A logical and well thought through file naming convention enables others (and yourself) to easily locate files. A file name should provide an understanding and give clear context to the contents and the history of the file. Developing a file naming convention at the beginning of a research project has many benefits some of which are:

  • makes files easy to find and retrieve

  • allows for easy identification of the current or most recent version

  • collaborators can easily access and share files

  • files can be logically sorted and retrieved using key identifiers

  • makes retention and disposal information easily recognisable

Three principles for file names#

When deciding on best practice for developing a file naming convention there are three pinciples that should be considered.

The three principles include files that are:#

_images/Three-principles.png
Image: The three principles of file naming

Human readable#

Human readable file names can be easily read and understood by humans. The description within the file name should be informative without being too long. Any intended users of the file, either a collaborator or yourself should be able to understand what the file contains and how it should be used.

Looking at the example below, file names on the left, use a more descriptive format compared to the abbreviated counterparts on the right. The description provided is something that may save you time and could be an important identifier if reusing data after a project is complete.

_images/human_readable_not_options_v2.png
Image: How to name files

Machine readable#

Machine readable file names can be easily read and processed by computers. There are a few simple rules that can help you deicide on a file name structure that supports computational processing.

  • only use alphanumeric characters.
    Using special characters and spaces in your file name can create problems for machine readability. Some operataing systems use special characters to generate specific commands, adding a special character to a file name could potentially generate an error.

  • special characters are also used in glob patterns.
    This is where a wild card character such as * is inserted into a search or command prompt to extend a search return list. For example if searching a comprehensive list of birds, using the search term * bird will return any words within the search criteria that contain the word bird, i.e. balckbird, lyrebird, wattlebird.

  • avoid using spaces between words.
    Like special characters, spaces are often not readable by machines and may cause an error or problem within your file. Best practice for separating words or elements within a file name is to use a dash or underscore.

  • some operating systems are case sensitive and the use of lowercase letters in file names is recommended.

Plays well with default ordering#

There are a few ways to apply default ordering to your file naming convention.

  • Alphabetical ordering The first way is to order files alphabetically and this is often the default ordering process used by operating systems. Alphabetical ordering may not necessarily be a logical process for you and possibly prefixing the file name with a number or date will make more sense.
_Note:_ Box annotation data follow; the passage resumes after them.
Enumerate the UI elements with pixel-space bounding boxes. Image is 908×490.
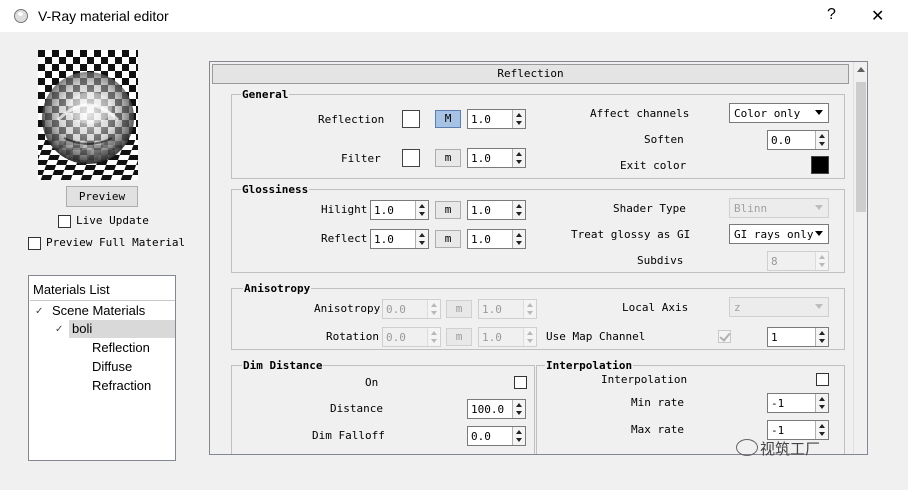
- material-preview-image: [38, 50, 138, 180]
- chevron-down-icon: [815, 304, 823, 309]
- window-title: V-Ray material editor: [38, 8, 169, 24]
- interpolation-group-title: Interpolation: [545, 359, 634, 372]
- reflect-label: Reflect: [321, 232, 368, 245]
- preview-full-material-label: Preview Full Material: [46, 236, 186, 249]
- help-button[interactable]: ?: [827, 6, 836, 24]
- expand-chevron-icon[interactable]: ✓: [55, 324, 63, 335]
- rotation-label: Rotation: [326, 330, 379, 343]
- affect-channels-dropdown[interactable]: Color only: [729, 103, 829, 123]
- glossiness-group-title: Glossiness: [241, 183, 310, 196]
- watermark-logo-icon: [736, 439, 758, 456]
- tree-item-refraction[interactable]: Refraction: [92, 378, 151, 393]
- hilight-glossiness-spinner[interactable]: 1.0: [370, 200, 429, 220]
- treat-glossy-as-gi-label: Treat glossy as GI: [571, 228, 691, 241]
- rotation-spinner[interactable]: 0.0: [382, 327, 441, 347]
- reflection-panel: Reflection General Reflection M 1.0 Filt…: [209, 61, 868, 455]
- filter-label: Filter: [341, 152, 381, 165]
- rotation-map-amount-spinner[interactable]: 1.0: [478, 327, 537, 347]
- materials-list[interactable]: Materials List ✓ Scene Materials ✓ boli …: [28, 275, 176, 461]
- min-rate-label: Min rate: [631, 396, 684, 409]
- tree-item-scene-materials[interactable]: Scene Materials: [52, 303, 145, 318]
- distance-spinner[interactable]: 100.0: [467, 399, 526, 419]
- anisotropy-label: Anisotropy: [314, 302, 381, 315]
- subdivs-label: Subdivs: [637, 254, 684, 267]
- use-map-channel-label: Use Map Channel: [546, 330, 646, 343]
- affect-channels-label: Affect channels: [590, 107, 690, 120]
- interpolation-label: Interpolation: [601, 373, 688, 386]
- exit-color-swatch[interactable]: [811, 156, 829, 174]
- materials-list-divider: [30, 300, 175, 301]
- tree-item-reflection[interactable]: Reflection: [92, 340, 150, 355]
- anisotropy-map-amount-spinner[interactable]: 1.0: [478, 299, 537, 319]
- anisotropy-map-button[interactable]: m: [446, 300, 472, 318]
- app-icon: [14, 9, 28, 23]
- local-axis-dropdown[interactable]: z: [729, 297, 829, 317]
- hilight-map-button[interactable]: m: [435, 201, 461, 219]
- use-map-channel-checkbox[interactable]: [718, 330, 731, 343]
- material-editor-window: V-Ray material editor ? ✕ Preview Live U…: [0, 0, 908, 490]
- chevron-down-icon: [815, 110, 823, 115]
- dim-on-label: On: [365, 376, 379, 389]
- live-update-label: Live Update: [76, 214, 149, 227]
- panel-scrollbar[interactable]: [853, 62, 867, 454]
- distance-label: Distance: [330, 402, 383, 415]
- chevron-down-icon: [815, 231, 823, 236]
- dim-falloff-spinner[interactable]: 0.0: [467, 426, 526, 446]
- watermark-text: 视筑工厂: [760, 440, 821, 458]
- live-update-checkbox[interactable]: [58, 215, 71, 228]
- title-bar: V-Ray material editor ? ✕: [0, 0, 908, 32]
- anisotropy-group-title: Anisotropy: [243, 282, 312, 295]
- rotation-map-button[interactable]: m: [446, 328, 472, 346]
- reflection-amount-spinner[interactable]: 1.0: [467, 109, 526, 129]
- filter-map-button[interactable]: m: [435, 149, 461, 167]
- preview-full-material-checkbox[interactable]: [28, 237, 41, 250]
- hilight-label: Hilight: [321, 203, 368, 216]
- reflection-map-button[interactable]: M: [435, 110, 461, 128]
- reflection-label: Reflection: [318, 113, 385, 126]
- reflect-map-button[interactable]: m: [435, 230, 461, 248]
- map-channel-spinner[interactable]: 1: [767, 327, 829, 347]
- dim-distance-group-title: Dim Distance: [242, 359, 324, 372]
- hilight-map-amount-spinner[interactable]: 1.0: [467, 200, 526, 220]
- general-group-title: General: [241, 88, 290, 101]
- expand-chevron-icon[interactable]: ✓: [35, 306, 43, 317]
- tree-item-boli[interactable]: boli: [72, 321, 92, 336]
- reflection-rollout-header[interactable]: Reflection: [212, 64, 849, 84]
- exit-color-label: Exit color: [620, 159, 687, 172]
- reflect-map-amount-spinner[interactable]: 1.0: [467, 229, 526, 249]
- materials-list-title: Materials List: [33, 282, 110, 297]
- reflect-glossiness-spinner[interactable]: 1.0: [370, 229, 429, 249]
- max-rate-spinner[interactable]: -1: [767, 420, 829, 440]
- chevron-down-icon: [815, 205, 823, 210]
- shader-type-dropdown[interactable]: Blinn: [729, 198, 829, 218]
- dim-falloff-label: Dim Falloff: [312, 429, 385, 442]
- local-axis-label: Local Axis: [622, 301, 689, 314]
- tree-item-diffuse[interactable]: Diffuse: [92, 359, 132, 374]
- anisotropy-spinner[interactable]: 0.0: [382, 299, 441, 319]
- filter-color-swatch[interactable]: [402, 149, 420, 167]
- preview-button[interactable]: Preview: [66, 186, 138, 207]
- shader-type-label: Shader Type: [613, 202, 686, 215]
- treat-glossy-as-gi-dropdown[interactable]: GI rays only: [729, 224, 829, 244]
- subdivs-spinner[interactable]: 8: [767, 251, 829, 271]
- soften-label: Soften: [644, 133, 684, 146]
- min-rate-spinner[interactable]: -1: [767, 393, 829, 413]
- filter-amount-spinner[interactable]: 1.0: [467, 148, 526, 168]
- close-button[interactable]: ✕: [871, 6, 884, 26]
- interpolation-checkbox[interactable]: [816, 373, 829, 386]
- dim-on-checkbox[interactable]: [514, 376, 527, 389]
- max-rate-label: Max rate: [631, 423, 684, 436]
- soften-spinner[interactable]: 0.0: [767, 130, 829, 150]
- reflection-color-swatch[interactable]: [402, 110, 420, 128]
- scroll-up-arrow-icon[interactable]: [857, 67, 865, 72]
- scrollbar-thumb[interactable]: [856, 82, 866, 212]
  • Numerical ordering Allows you to order your files by prefixing the file names with numbers. Importantly for this process, best practice is to left pad a number with a leading zero.

_images/left_pad_ordering.png
Image: Left Pad Ordering table
  • Chronological ordering Arranges files by date. The ISO standard is recommended when prefixing a file name using the date. This format lends well to sorting and is formatted as YYYY-MM-DD.
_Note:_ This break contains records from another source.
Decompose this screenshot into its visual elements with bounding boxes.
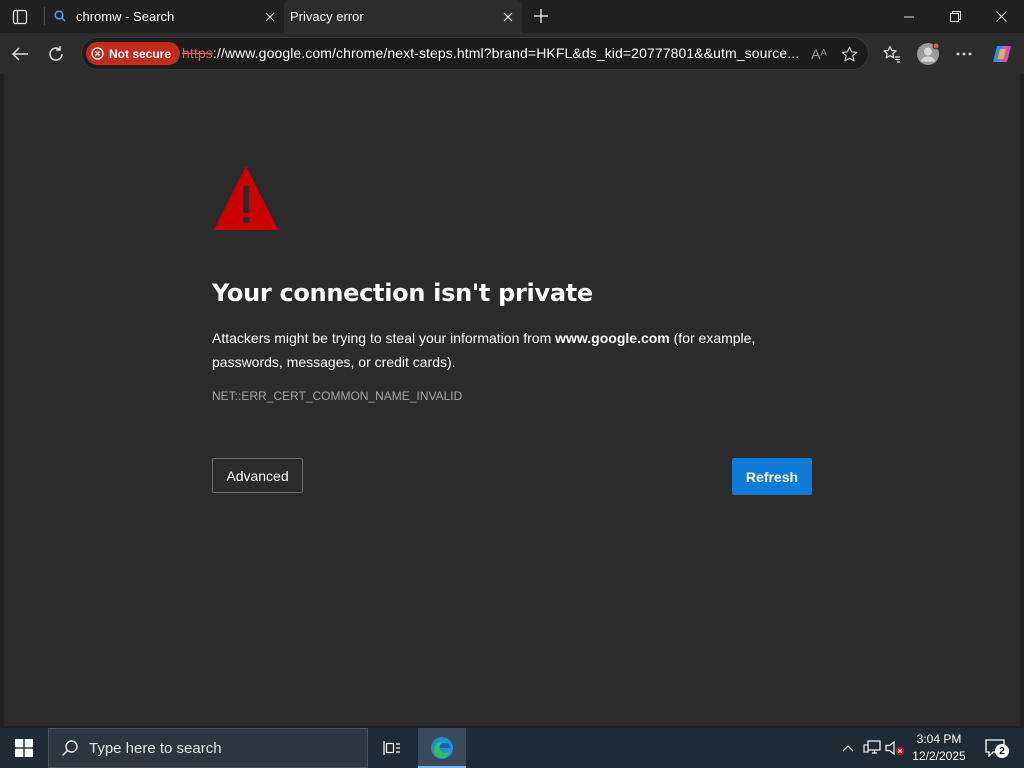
clock-date: 12/2/2025	[912, 749, 966, 763]
taskbar-search-placeholder: Type here to search	[89, 739, 222, 757]
search-icon	[61, 740, 78, 757]
description-text: Attackers might be trying to steal your …	[212, 330, 556, 346]
back-button[interactable]	[5, 39, 35, 69]
copilot-button[interactable]	[987, 39, 1017, 69]
minimize-button[interactable]	[886, 0, 932, 33]
restore-button[interactable]	[932, 0, 978, 33]
read-aloud-icon: Aᴬ	[811, 46, 827, 62]
close-icon	[265, 12, 275, 22]
page-title: Your connection isn't private	[212, 279, 593, 307]
start-button[interactable]	[0, 728, 48, 768]
description-host: www.google.com	[555, 330, 670, 346]
show-hidden-icons-button[interactable]	[838, 728, 858, 768]
network-icon	[863, 740, 881, 754]
refresh-button[interactable]: Refresh	[732, 458, 812, 495]
tab-label: Privacy error	[290, 9, 364, 24]
task-view-icon	[383, 741, 400, 755]
tab-search[interactable]: chromw - Search	[44, 0, 282, 33]
taskbar-search-box[interactable]: Type here to search	[48, 728, 368, 768]
advanced-button[interactable]: Advanced	[212, 458, 303, 493]
tab-close-button[interactable]	[500, 9, 516, 25]
error-code: NET::ERR_CERT_COMMON_NAME_INVALID	[212, 389, 463, 403]
warning-icon	[214, 166, 278, 230]
settings-more-button[interactable]	[949, 39, 979, 69]
more-icon	[956, 52, 972, 56]
volume-button[interactable]	[884, 728, 906, 768]
not-secure-label: Not secure	[109, 46, 172, 61]
reload-icon	[49, 46, 63, 61]
shield-warning-icon	[91, 47, 104, 60]
url-rest: ://www.google.com/chrome/next-steps.html…	[212, 45, 800, 61]
clock-time: 3:04 PM	[916, 732, 962, 746]
tab-separator	[44, 7, 45, 25]
url-scheme: https	[182, 45, 213, 61]
page-content: Your connection isn't private Attackers …	[4, 74, 1020, 726]
minimize-icon	[904, 16, 914, 17]
not-secure-badge[interactable]: Not secure	[86, 42, 181, 65]
star-icon	[841, 46, 857, 61]
url-text[interactable]: https://www.google.com/chrome/next-steps…	[182, 45, 799, 61]
close-window-button[interactable]	[978, 0, 1024, 33]
address-bar[interactable]: Not secure https://www.google.com/chrome…	[81, 37, 869, 70]
tab-label: chromw - Search	[76, 9, 175, 24]
volume-muted-icon	[885, 740, 904, 756]
tab-close-button[interactable]	[262, 9, 278, 25]
plus-icon	[534, 9, 548, 23]
network-button[interactable]	[861, 728, 883, 768]
notification-badge: 2	[995, 744, 1009, 758]
task-view-button[interactable]	[372, 728, 412, 768]
copilot-icon	[993, 46, 1011, 62]
read-aloud-button[interactable]: Aᴬ	[808, 43, 830, 65]
page-description: Attackers might be trying to steal your …	[212, 326, 782, 374]
notification-center-button[interactable]: 2	[976, 728, 1014, 768]
favorites-button[interactable]	[877, 39, 907, 69]
tab-strip: chromw - Search Privacy error	[0, 0, 1024, 33]
arrow-left-icon	[11, 47, 28, 61]
edge-icon	[431, 737, 453, 759]
chevron-up-icon	[842, 745, 854, 752]
add-favorite-button[interactable]	[838, 43, 860, 65]
restore-icon	[949, 11, 961, 22]
profile-button[interactable]	[913, 39, 943, 69]
tab-actions-button[interactable]	[6, 5, 34, 29]
toolbar: Not secure https://www.google.com/chrome…	[0, 33, 1024, 74]
taskbar: Type here to search 3:04 PM 12/2/2025 2	[0, 728, 1024, 768]
new-tab-button[interactable]	[529, 5, 553, 27]
reload-button[interactable]	[41, 39, 71, 69]
tab-actions-icon	[12, 9, 28, 25]
edge-taskbar-button[interactable]	[418, 728, 466, 768]
close-icon	[503, 12, 513, 22]
favorites-icon	[883, 45, 900, 63]
search-icon	[54, 10, 66, 22]
tab-privacy-error[interactable]: Privacy error	[284, 0, 522, 33]
windows-logo-icon	[15, 739, 33, 757]
clock[interactable]: 3:04 PM 12/2/2025	[908, 731, 970, 765]
close-icon	[995, 11, 1007, 22]
avatar-icon	[917, 42, 940, 65]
_images/iso_8601_2x_small.png
Image: ISO 8601

The three principles

The principles are not prescriptive and may not be applicible in all circumstances.

Creating a file naming schema that makes sense for your data#

The file naming princicples explained in this resource are not mutually exclusive. This means that it is okay for you to use various elements from each module to develop a file naming structure that works for you and your data.
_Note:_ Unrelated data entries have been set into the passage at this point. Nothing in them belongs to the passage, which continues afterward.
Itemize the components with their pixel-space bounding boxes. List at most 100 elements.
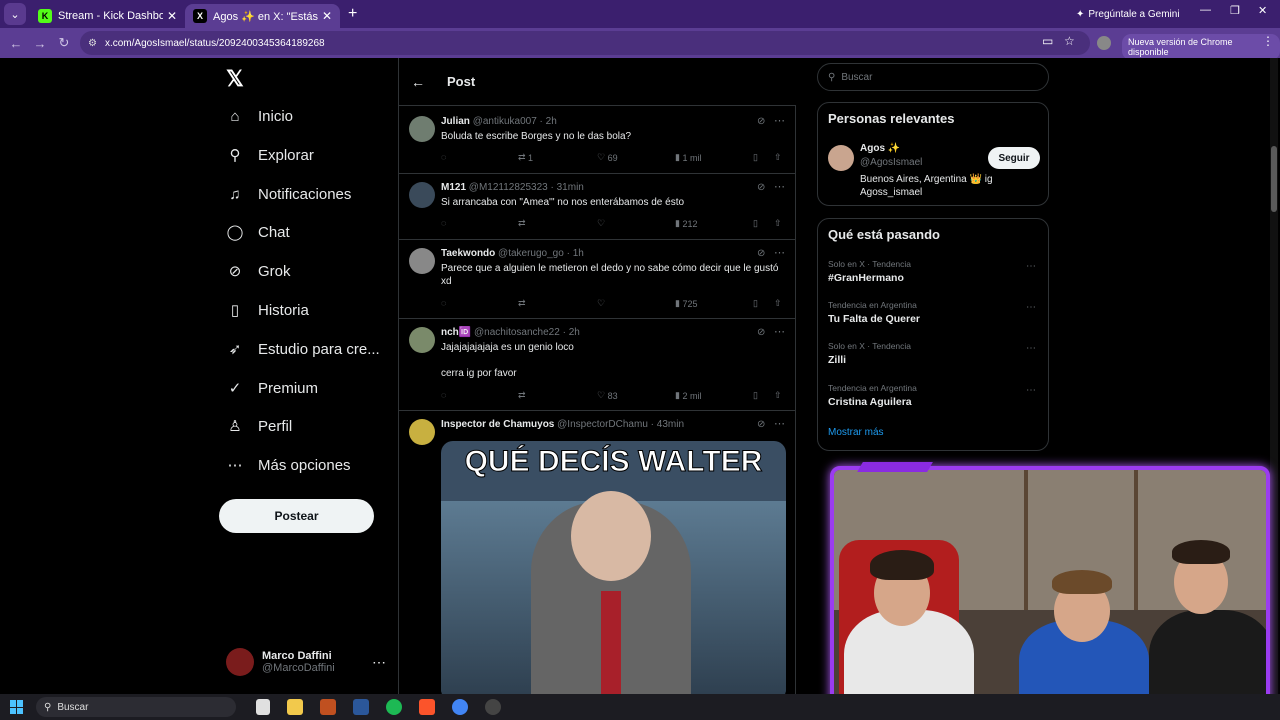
file-explorer-icon[interactable] bbox=[287, 699, 303, 715]
more-icon[interactable]: ⋯ bbox=[774, 417, 785, 430]
like-button[interactable]: ♡ 69 bbox=[597, 152, 618, 163]
taskbar-search[interactable]: ⚲ Buscar bbox=[36, 697, 236, 717]
page-scrollbar[interactable] bbox=[1270, 58, 1278, 694]
nav-item-historia[interactable]: ▯ Historia bbox=[226, 301, 309, 320]
forward-arrow-icon[interactable]: → bbox=[28, 36, 52, 51]
grok-icon[interactable]: ⊘ bbox=[757, 116, 765, 127]
task-view-icon[interactable] bbox=[256, 699, 270, 715]
nav-item-perfil[interactable]: ♙ Perfil bbox=[226, 417, 292, 436]
more-icon[interactable]: ⋯ bbox=[774, 114, 785, 127]
reply-author[interactable]: Taekwondo bbox=[441, 248, 495, 259]
reply-time[interactable]: 43min bbox=[657, 419, 684, 430]
reply-author[interactable]: M121 bbox=[441, 182, 466, 193]
chrome-update-button[interactable]: Nueva versión de Chrome disponible bbox=[1122, 34, 1280, 60]
retweet-button[interactable]: ⇄ bbox=[518, 298, 526, 309]
reply-handle[interactable]: @takerugo_go bbox=[498, 248, 564, 259]
account-switcher[interactable]: Marco Daffini @MarcoDaffini ⋯ bbox=[226, 648, 386, 676]
meme-image[interactable]: QUÉ DECÍS WALTER bbox=[441, 441, 786, 694]
grok-icon[interactable]: ⊘ bbox=[757, 182, 765, 193]
views-button[interactable]: ▮ 2 mil bbox=[675, 390, 701, 401]
reply-time[interactable]: 1h bbox=[573, 248, 584, 259]
back-arrow-icon[interactable]: ← bbox=[4, 36, 28, 51]
reply-item[interactable]: Julian @antikuka007 · 2h ⊘ ⋯ Boluda te e… bbox=[399, 108, 796, 174]
reply-handle[interactable]: @antikuka007 bbox=[473, 116, 537, 127]
search-input[interactable]: ⚲ Buscar bbox=[817, 63, 1049, 91]
views-button[interactable]: ▮ 1 mil bbox=[675, 152, 701, 163]
avatar[interactable] bbox=[409, 116, 435, 142]
trend-item[interactable]: Solo en X · Tendencia Zilli ⋯ bbox=[828, 341, 1043, 366]
reply-item[interactable]: nch🆔 @nachitosanche22 · 2h ⊘ ⋯ Jajajajaj… bbox=[399, 319, 796, 411]
reply-handle[interactable]: @M12112825323 bbox=[469, 182, 548, 193]
scrollbar-thumb[interactable] bbox=[1271, 146, 1277, 212]
relevant-name[interactable]: Agos ✨ bbox=[860, 143, 900, 154]
brave-icon[interactable] bbox=[419, 699, 435, 715]
tab-kick-dashboard[interactable]: K Stream - Kick Dashboard ✕ bbox=[30, 4, 185, 28]
profile-avatar[interactable] bbox=[1097, 36, 1111, 50]
reply-author[interactable]: Julian bbox=[441, 116, 470, 127]
share-icon[interactable]: ⇧ bbox=[774, 390, 782, 401]
site-info-icon[interactable]: ⚙ bbox=[88, 38, 97, 49]
gemini-button[interactable]: ✦ Pregúntale a Gemini bbox=[1068, 4, 1188, 24]
windows-start-icon[interactable] bbox=[10, 700, 24, 714]
nav-item-chat[interactable]: ◯ Chat bbox=[226, 223, 290, 242]
views-button[interactable]: ▮ 212 bbox=[675, 218, 697, 229]
avatar[interactable] bbox=[409, 419, 435, 445]
close-tab-icon[interactable]: ✕ bbox=[167, 9, 177, 23]
avatar[interactable] bbox=[409, 248, 435, 274]
chrome-icon[interactable] bbox=[452, 699, 468, 715]
new-tab-button[interactable]: + bbox=[348, 5, 357, 23]
reply-icon[interactable]: ◌ bbox=[441, 152, 446, 162]
bookmark-icon[interactable]: ▯ bbox=[753, 218, 758, 229]
reply-item[interactable]: M121 @M12112825323 · 31min ⊘ ⋯ Si arranc… bbox=[399, 174, 796, 240]
close-window-icon[interactable]: ✕ bbox=[1258, 4, 1267, 17]
post-button[interactable]: Postear bbox=[219, 499, 374, 533]
bookmark-icon[interactable]: ▯ bbox=[753, 390, 758, 401]
trend-item[interactable]: Solo en X · Tendencia #GranHermano ⋯ bbox=[828, 259, 1043, 284]
bookmark-icon[interactable]: ▯ bbox=[753, 298, 758, 309]
like-button[interactable]: ♡ bbox=[597, 298, 605, 309]
more-icon[interactable]: ⋯ bbox=[1026, 343, 1036, 354]
more-icon[interactable]: ⋯ bbox=[774, 246, 785, 259]
x-logo-icon[interactable]: 𝕏 bbox=[226, 66, 244, 92]
relevant-handle[interactable]: @AgosIsmael bbox=[860, 157, 922, 168]
more-icon[interactable]: ⋯ bbox=[774, 325, 785, 338]
avatar[interactable] bbox=[409, 182, 435, 208]
show-more-link[interactable]: Mostrar más bbox=[828, 427, 884, 438]
spotify-icon[interactable] bbox=[386, 699, 402, 715]
more-icon[interactable]: ⋯ bbox=[1026, 261, 1036, 272]
avatar[interactable] bbox=[828, 145, 854, 171]
reply-time[interactable]: 2h bbox=[569, 327, 580, 338]
like-button[interactable]: ♡ 83 bbox=[597, 390, 618, 401]
reply-item[interactable]: Taekwondo @takerugo_go · 1h ⊘ ⋯ Parece q… bbox=[399, 240, 796, 319]
reply-item[interactable]: Inspector de Chamuyos @InspectorDChamu ·… bbox=[399, 411, 796, 694]
nav-item-explorar[interactable]: ⚲ Explorar bbox=[226, 146, 314, 165]
bookmark-icon[interactable]: ▯ bbox=[753, 152, 758, 163]
nav-item-inicio[interactable]: ⌂ Inicio bbox=[226, 107, 293, 125]
word-icon[interactable] bbox=[353, 699, 369, 715]
address-bar[interactable]: ⚙ x.com/AgosIsmael/status/20924003453641… bbox=[80, 31, 1090, 55]
nav-item-premium[interactable]: ✓ Premium bbox=[226, 379, 318, 398]
more-icon[interactable]: ⋯ bbox=[774, 180, 785, 193]
tab-x-post[interactable]: X Agos ✨ en X: "Estás soltera p ✕ bbox=[185, 4, 340, 28]
reply-icon[interactable]: ◌ bbox=[441, 390, 446, 400]
star-icon[interactable]: ☆ bbox=[1064, 34, 1075, 48]
nav-item-mas-opciones[interactable]: ⋯ Más opciones bbox=[226, 456, 351, 475]
more-icon[interactable]: ⋯ bbox=[372, 654, 386, 671]
nav-item-grok[interactable]: ⊘ Grok bbox=[226, 262, 291, 281]
app-icon[interactable] bbox=[320, 699, 336, 715]
close-tab-icon[interactable]: ✕ bbox=[322, 9, 332, 23]
more-icon[interactable]: ⋯ bbox=[1026, 385, 1036, 396]
share-icon[interactable]: ⇧ bbox=[774, 152, 782, 163]
reply-author[interactable]: Inspector de Chamuyos bbox=[441, 419, 554, 430]
nav-item-notificaciones[interactable]: ♫ Notificaciones bbox=[226, 185, 351, 203]
reply-author[interactable]: nch🆔 bbox=[441, 327, 471, 338]
retweet-button[interactable]: ⇄ bbox=[518, 390, 526, 401]
grok-icon[interactable]: ⊘ bbox=[757, 419, 765, 430]
obs-icon[interactable] bbox=[485, 699, 501, 715]
retweet-button[interactable]: ⇄ 1 bbox=[518, 152, 533, 163]
reply-time[interactable]: 2h bbox=[546, 116, 557, 127]
share-icon[interactable]: ⇧ bbox=[774, 218, 782, 229]
share-icon[interactable]: ⇧ bbox=[774, 298, 782, 309]
trend-item[interactable]: Tendencia en Argentina Cristina Aguilera… bbox=[828, 383, 1043, 408]
reply-icon[interactable]: ◌ bbox=[441, 218, 446, 228]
Below is an example of a project that uses a file naming convention that is clear and logical. The naming convention uses unique identifiers to outline the contents of each file and the data set has been published along with a key making each identifier easily readable.

_images/zenodo-cat-meows.jpg
Zenodo: CatMeows

CatMeows project file naming convention key:#

_images/Key_zenodo-cat-meows.jpg

Listen#


Maine Coon being brushed


Maine Coon waiting for food


European shorthair isolated in an unfamiliar environment

Video: Organising and Naming your Data#

Note

In the video Organising and Naming your Data, Nicola Laurent a University of Melbourne project archivist talks about the file naming conventions used for the Find and Connect research project. Below is an example of the desribed structure. Click on the information points to read about each segment.

Question

Looking at the file naming convention used in the structure above, can you identify any possible issues with the file names?
Expand the dropdown arrows below to read about some potential issues.

Issue one The length of the file names Long file names can create issues for opperating systems and preservation of data. In a future state, if the file is converted the name may become truncated resulting in loss of essential and identifiable information.
Issue two The use of the special character & Within a file name, it is best to avoid using special characters. Some operating systems use special characters to perform certain tasks and may incorrectly interoperate or be unable to read a file.
Issue three Spaces used between words Like special characters, spaces create issues with some operating systems when reading a file. Spaces can be replaced with a dash or underscore to distinguish space between words.
Issue four Unclear flie naming topic/description The use of the term 'mockup 2' in the PowerPoint file (MACG-2016-1-23 Website mockup 2.pptx) has not been defined clearly. The number 2 could refer to a second website or the second version of the document.